All the organisations which manage these East African assessments aim to contribute to improving learning outcomes. For example, Uwezo, a citizen-led assessment programme conducted in Kenya, Tanzania and Uganda, aims to increase the number of children with basic literacy and numeracy skills by 10%. Uwezo’s theory of change suggests that community members will be influenced by low results to demand action. However, there is little evidence that this happens in practice, particularly without clear structures in place for parents to pursue their concerns. Uwezo are considering how the network of citizen-assessors can use their position to link teachers and the communities together. This type of project is vitally important.
Data from other assessments is also given to teachers and parents in the hope that it will stimulate change. But changing long-standing practice in schools and communities is hard, and usually requires on-going effort. Some promising work is already underway. In Kenya, the Tusome programme is providing government officials with real-time information about reading performance in different districts and the number of visits conducted by teacher trainers, which they can use to make sure the programme meets its targets.
Could a strategic view across all assessments create a more efficient and effective system?
At the moment there is significant duplication in the assessments being used in the region. For example in Uganda, NAPE, Uwezo, and the regional assessment (Southern and Eastern Africa Consortium for Monitoring Educational Quality – SACMEQ) all aim to track national standards over time. Of these, NAPE and Uwezo are administered every year.
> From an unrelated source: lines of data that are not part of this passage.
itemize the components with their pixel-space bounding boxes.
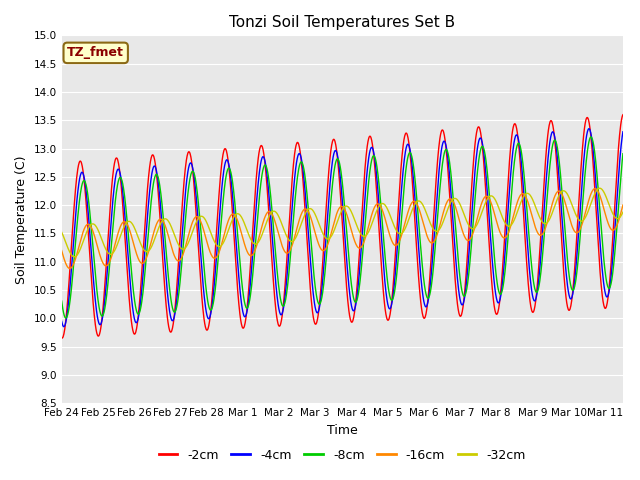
Text: TZ_fmet: TZ_fmet: [67, 47, 124, 60]
X-axis label: Time: Time: [327, 424, 358, 437]
Legend: -2cm, -4cm, -8cm, -16cm, -32cm: -2cm, -4cm, -8cm, -16cm, -32cm: [154, 444, 531, 467]
Y-axis label: Soil Temperature (C): Soil Temperature (C): [15, 155, 28, 284]
Title: Tonzi Soil Temperatures Set B: Tonzi Soil Temperatures Set B: [229, 15, 456, 30]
In addition, donor-led assessments such as the Early Grade Reading Assessment (EGRA) are used to evaluate individual programmes. By looking across all the assessments in a country perhaps a more efficient system be introduced, in which each assessment contributes in one clearly defined way.
A more efficient system would then free up resources to be spent on using the data from assessments to improve outcomes. Using the data well is as important as generating the information. Publishing data in reports is unlikely to be enough to tackle the entrenched problem of low levels of learning in schools. More systematic solutions are needed, along the lines of the Big Results Now and Tusome programmes. Creating initiatives like these, with the potential to change the behaviour of schools, requires investment, but is also crucial.
By Phil Elks from Ark.
Phil was the author of a recent Think Piece produced for DFID titled ‘The impact of assessment results on education policy and practice in East Africa’.